The Institutional Biosafety Committee (IBC) for the University of Tennessee was initially established in accordance with guidelines set forth by the National Institutes of Health Office of Biological Activities (OBA) regarding research involving recombinant nucleic acid molecules. Additionally, the IBC provides the policies and guidelines to researchers under which studies may be conducted in order to maintain compliance with local, state, and federal requirements (e.g. NIH, CDC, OSHA, USDA, etc.). The current scope of the IBC covers research involving:
- recombinant and synthetic nucleic acid molecules, including development of transgenic plants or animals and viral vector-mediated gene transfer;
- infectious agents, including:
- agents capable of causing disease in healthy (immunocompetent) human adults (i.e. agents classified as Risk Group 2 or higher);
- agents capable of causing disease in healthy animals which require a USDA APHIS permit and/or special containment criteria;
- plant pathogens that are listed as USDA APHIS Select Agents, those that have been quarantined or regionally restricted by USDA Plant Protection & Quarantine, and/or those that pose a high risk to local flora ;
- biological toxins;
- human derived materials (blood, body fluids, tissues, cells, etc.);
- field procedures with a high risk for infectious disease transmission;
- venomous animals and/or toxic plants;
- novel nanoparticles for delivery of biologically active agents (i.e., nucleic acids, peptides, proteins).

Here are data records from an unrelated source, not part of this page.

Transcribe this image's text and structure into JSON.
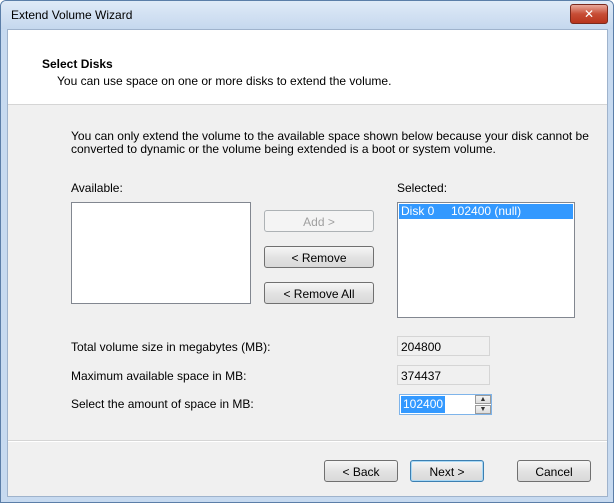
{
  "window": {
    "title": "Extend Volume Wizard",
    "close_glyph": "✕"
  },
  "header": {
    "title": "Select Disks",
    "subtitle": "You can use space on one or more disks to extend the volume."
  },
  "info": "You can only extend the volume to the available space shown below because your disk cannot be converted to dynamic or the volume being extended is a boot or system volume.",
  "available": {
    "label": "Available:",
    "items": []
  },
  "selected": {
    "label": "Selected:",
    "items": [
      {
        "text": "Disk 0     102400 (null)"
      }
    ]
  },
  "buttons": {
    "add": "Add >",
    "remove": "< Remove",
    "remove_all": "< Remove All",
    "back": "< Back",
    "next": "Next >",
    "cancel": "Cancel"
  },
  "fields": {
    "total_label": "Total volume size in megabytes (MB):",
    "total_value": "204800",
    "max_label": "Maximum available space in MB:",
    "max_value": "374437",
    "select_label": "Select the amount of space in MB:",
    "select_value": "102400"
  },
  "icons": {
    "spin_up": "▲",
    "spin_down": "▼"
  },
  "colors": {
    "selection": "#3399ff",
    "close_button": "#c74d35"
  }
}
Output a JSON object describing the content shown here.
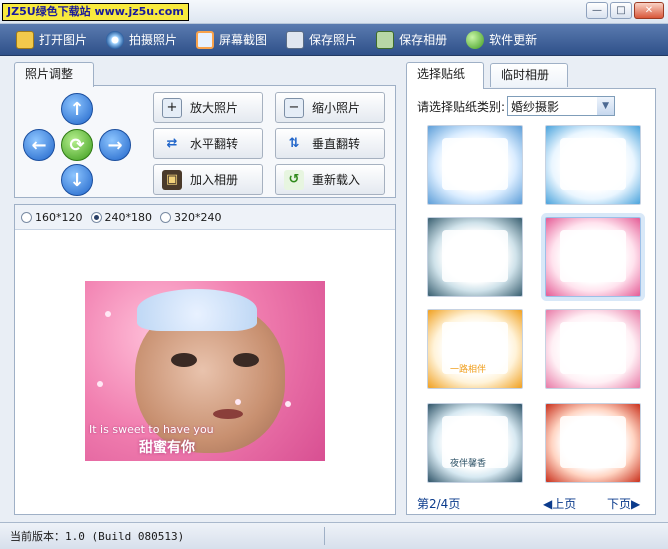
{
  "app": {
    "watermark": "JZ5U绿色下载站 www.jz5u.com"
  },
  "window_buttons": [
    "—",
    "□",
    "✕"
  ],
  "toolbar": {
    "items": [
      {
        "label": "打开图片",
        "icon": "open-folder-icon",
        "color": "#f2c94c"
      },
      {
        "label": "拍摄照片",
        "icon": "webcam-icon",
        "color": "#9fd3ff"
      },
      {
        "label": "屏幕截图",
        "icon": "screenshot-icon",
        "color": "#f8a24c"
      },
      {
        "label": "保存照片",
        "icon": "save-disk-icon",
        "color": "#dfe6f0"
      },
      {
        "label": "保存相册",
        "icon": "album-icon",
        "color": "#b8d7a6"
      },
      {
        "label": "软件更新",
        "icon": "update-globe-icon",
        "color": "#7ecb5a"
      }
    ]
  },
  "left": {
    "tab_label": "照片调整",
    "arrows": {
      "up": "↑",
      "down": "↓",
      "left": "←",
      "right": "→",
      "reset": "⟳"
    },
    "buttons": [
      {
        "label": "放大照片",
        "icon": "zoom-in-icon",
        "glyph": "+"
      },
      {
        "label": "缩小照片",
        "icon": "zoom-out-icon",
        "glyph": "−"
      },
      {
        "label": "水平翻转",
        "icon": "flip-horizontal-icon",
        "glyph": "⇄"
      },
      {
        "label": "垂直翻转",
        "icon": "flip-vertical-icon",
        "glyph": "⇅"
      },
      {
        "label": "加入相册",
        "icon": "add-to-album-icon",
        "glyph": "▣"
      },
      {
        "label": "重新载入",
        "icon": "reload-icon",
        "glyph": "↺"
      }
    ],
    "sizes": [
      {
        "label": "160*120",
        "selected": false
      },
      {
        "label": "240*180",
        "selected": true
      },
      {
        "label": "320*240",
        "selected": false
      }
    ],
    "photo": {
      "caption_en": "It is sweet to have you",
      "caption_cn": "甜蜜有你"
    }
  },
  "right": {
    "tabs": [
      "选择贴纸",
      "临时相册"
    ],
    "category_label": "请选择贴纸类别:",
    "category_value": "婚纱摄影",
    "stickers": [
      {
        "name": "blue-butterfly-frame",
        "text": "",
        "colors": [
          "#d9ecff",
          "#5d9ed8"
        ]
      },
      {
        "name": "blue-flower-frame",
        "text": "",
        "colors": [
          "#eaf6ff",
          "#4aa3dc"
        ]
      },
      {
        "name": "castle-night-frame",
        "text": "",
        "colors": [
          "#cfe2ea",
          "#395f70"
        ]
      },
      {
        "name": "pink-border-frame",
        "text": "",
        "colors": [
          "#ffe3ee",
          "#e45b95"
        ]
      },
      {
        "name": "orange-trees-frame",
        "text": "一路相伴",
        "colors": [
          "#fff3d9",
          "#f0a020"
        ]
      },
      {
        "name": "pink-flowers-frame",
        "text": "",
        "colors": [
          "#fff0f5",
          "#e87aa7"
        ]
      },
      {
        "name": "moon-night-frame",
        "text": "夜伴馨香",
        "colors": [
          "#d7e9f2",
          "#2f5468"
        ]
      },
      {
        "name": "red-dress-lady-frame",
        "text": "",
        "colors": [
          "#ffd4c2",
          "#c9301c"
        ]
      }
    ],
    "pager": {
      "page": "第2/4页",
      "prev": "◀上页",
      "next": "下页▶"
    }
  },
  "status": {
    "text": "当前版本：1.0 (Build 080513)"
  }
}
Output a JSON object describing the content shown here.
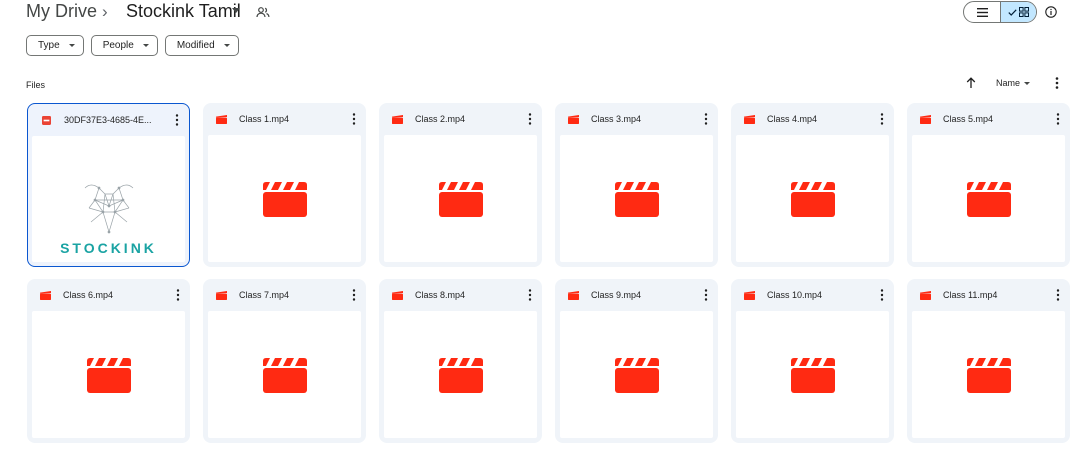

Investigators whose work involves any of these categories are required to file an Institutional Biosafety Committee (IBC) Registration [PDF] with the committee prior to the initiation of any new project. Approval of registrations allow the work outlined within to be conducted for up to three years, barring major changes to the scope of the experiments, and providing the investigator completes the required IBC Registration Update Form [PDF].